All in all, 160 musicians from Leipzig as well as from the states of Thuringia and Saxony-Anhalt are taking part; so are renowned artists and Bach specialists including Bach Archive President Ton Koopman and bass-baritone Klaus Mertens. Members of the Bach Research team will give short introductory workshops on the various concerts and answer users' questions on Facebook and YouTube during the stream.

Thomaner Chor aus Leipzig
The renowned St. Thomas choir, shown here in 2017, will open the marathonImage: picture-alliance/dpa/P. Gercke

Catering to Bach fans

The Bach Marathon will be "on air" on each of the four days on the Bach Archive Facebook channel from 4 pm to 10 pm CEST. The kick-off event on June 13 starts at 14:30 CEST. Just like the Bach Festival proper, the marathon opens with the St. Thomas Boys Choir and ends with Bach's B Minor Mass. To that end, the enormous choral and orchestral work had to be painstakingly reworked.

"The B minor Mass is really huge, and a normal performance would not have passed with the authorities under the current coronavirus pandemic regulations," Maul says. The director of the Gewandhaus Choir, Gregor Meyer, was prepared to write a suitable arrangement for a B minor Mass with only 17 musicians, including five singers and only one trumpet, in no time at all.

"Nick Pfefferkorn, head of the Breitkopf & Härtel publishing house, edited the version really quickly," Maul says. The pared-down version is a challenge in particular for singers, a challenge the Elbgut ensemble faces on June 21.

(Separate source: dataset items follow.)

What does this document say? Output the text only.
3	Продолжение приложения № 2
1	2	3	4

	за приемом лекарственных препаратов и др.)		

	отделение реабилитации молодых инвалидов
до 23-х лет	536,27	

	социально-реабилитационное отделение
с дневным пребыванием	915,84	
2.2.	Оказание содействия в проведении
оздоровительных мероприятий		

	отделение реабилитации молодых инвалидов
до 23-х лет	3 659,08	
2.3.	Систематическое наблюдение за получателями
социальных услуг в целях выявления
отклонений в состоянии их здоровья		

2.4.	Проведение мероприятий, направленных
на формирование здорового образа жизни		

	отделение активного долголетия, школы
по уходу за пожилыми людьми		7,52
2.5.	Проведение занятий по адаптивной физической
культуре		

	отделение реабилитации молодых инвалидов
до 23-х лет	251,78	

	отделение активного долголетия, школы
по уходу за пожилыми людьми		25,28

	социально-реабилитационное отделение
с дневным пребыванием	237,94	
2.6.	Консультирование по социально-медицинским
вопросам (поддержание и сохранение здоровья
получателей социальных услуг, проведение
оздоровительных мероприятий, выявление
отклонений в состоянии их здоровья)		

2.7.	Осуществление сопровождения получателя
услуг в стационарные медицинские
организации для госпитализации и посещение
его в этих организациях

Maul has again asked Bach choirs around the world to sing along. "And whoever feels called to do so, please play this B minor Mass at home," he urges, adding that this could turn the most slimmed-down performance that probably ever took place into the largest.

Bachfest 2019 | Bachmuseum Leipzig
The Bach family is enlarged by digital eventsImage: DW/G. Reucher

'Redemption' in 2021

The canceled 2020 Bach Festival will be made up for in 2022. Meanwhile, preparations are underway for next year's Bach Festival. Maul hopes all seats in the churches will be filled. Ticket revenues, especially from abroad, make up half of his budget. Since general advance sales only start in November, the artistic director hopes that the coronavirus pandemic regulations will have been relaxed even more by then.

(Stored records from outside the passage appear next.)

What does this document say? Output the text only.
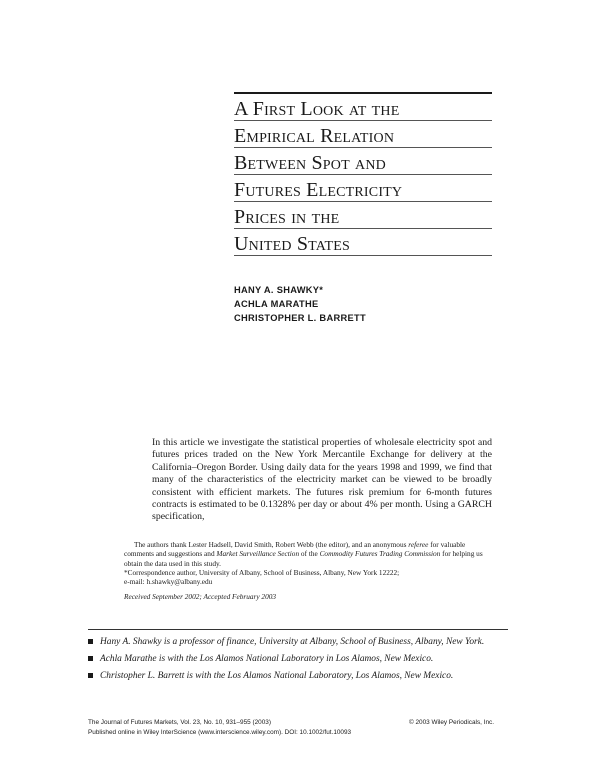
A First Look at the
Empirical Relation
Between Spot and
Futures Electricity
Prices in the
United States
HANY A. SHAWKY*
ACHLA MARATHE
CHRISTOPHER L. BARRETT

In this article we investigate the statistical properties of wholesale electricity spot and futures prices traded on the New York Mercantile Exchange for delivery at the California–Oregon Border. Using daily data for the years 1998 and 1999, we find that many of the characteristics of the electricity market can be viewed to be broadly consistent with efficient markets. The futures risk premium for 6-month futures contracts is estimated to be 0.1328% per day or about 4% per month. Using a GARCH specification,

The authors thank Lester Hadsell, David Smith, Robert Webb (the editor), and an anonymous referee for valuable comments and suggestions and Market Surveillance Section of the Commodity Futures Trading Commission for helping us obtain the data used in this study.

*Correspondence author, University of Albany, School of Business, Albany, New York 12222;

e-mail: h.shawky@albany.edu

Received September 2002; Accepted February 2003

Hany A. Shawky is a professor of finance, University at Albany, School of Business, Albany, New York.
Achla Marathe is with the Los Alamos National Laboratory in Los Alamos, New Mexico.
Christopher L. Barrett is with the Los Alamos National Laboratory, Los Alamos, New Mexico.
The Journal of Futures Markets, Vol. 23, No. 10, 931–955 (2003)	© 2003 Wiley Periodicals, Inc.
Published online in Wiley InterScience (www.interscience.wiley.com). DOI: 10.1002/fut.10093
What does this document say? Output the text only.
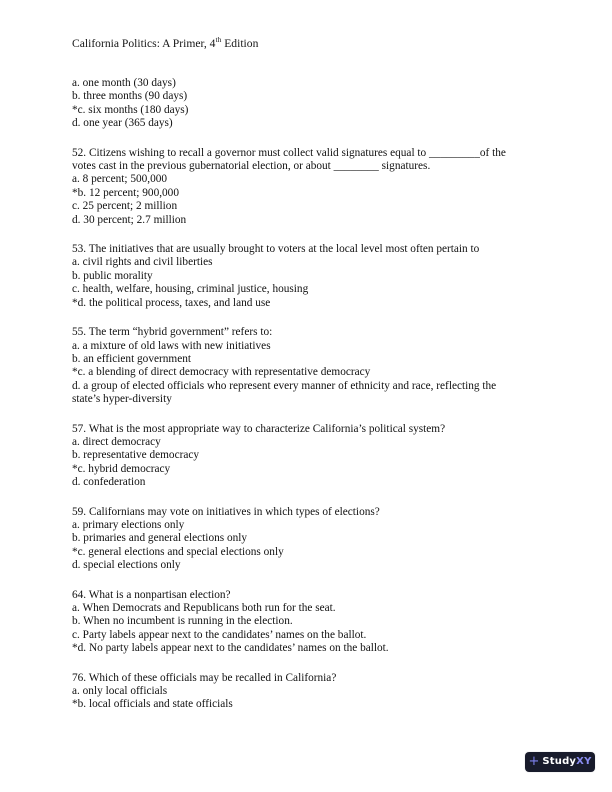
California Politics: A Primer, 4th Edition
a. one month (30 days)
b. three months (90 days)
*c. six months (180 days)
d. one year (365 days)
52. Citizens wishing to recall a governor must collect valid signatures equal to _________of the
votes cast in the previous gubernatorial election, or about ________ signatures.
a. 8 percent; 500,000
*b. 12 percent; 900,000
c. 25 percent; 2 million
d. 30 percent; 2.7 million
53. The initiatives that are usually brought to voters at the local level most often pertain to
a. civil rights and civil liberties
b. public morality
c. health, welfare, housing, criminal justice, housing
*d. the political process, taxes, and land use
55. The term “hybrid government” refers to:
a. a mixture of old laws with new initiatives
b. an efficient government
*c. a blending of direct democracy with representative democracy
d. a group of elected officials who represent every manner of ethnicity and race, reflecting the
state’s hyper-diversity
57. What is the most appropriate way to characterize California’s political system?
a. direct democracy
b. representative democracy
*c. hybrid democracy
d. confederation
59. Californians may vote on initiatives in which types of elections?
a. primary elections only
b. primaries and general elections only
*c. general elections and special elections only
d. special elections only
64. What is a nonpartisan election?
a. When Democrats and Republicans both run for the seat.
b. When no incumbent is running in the election.
c. Party labels appear next to the candidates’ names on the ballot.
*d. No party labels appear next to the candidates’ names on the ballot.
76. Which of these officials may be recalled in California?
a. only local officials
*b. local officials and state officials
+ StudyXY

Unintentionally but appropriately, the motto for the Bach Festival 2021 is "Redemption." "This had nothing to do with the coronavirus situation," says Maul. The organizers have plans for a new large cantata series about Jesus's life. The entire 2021 program revolves around the idea of the Redeemer. "I smiled in the spring when I realized that 'redemption' in the face of a cancelled Bach festival will now have a completely different meaning, namely our redemption from the coronavirus crisis."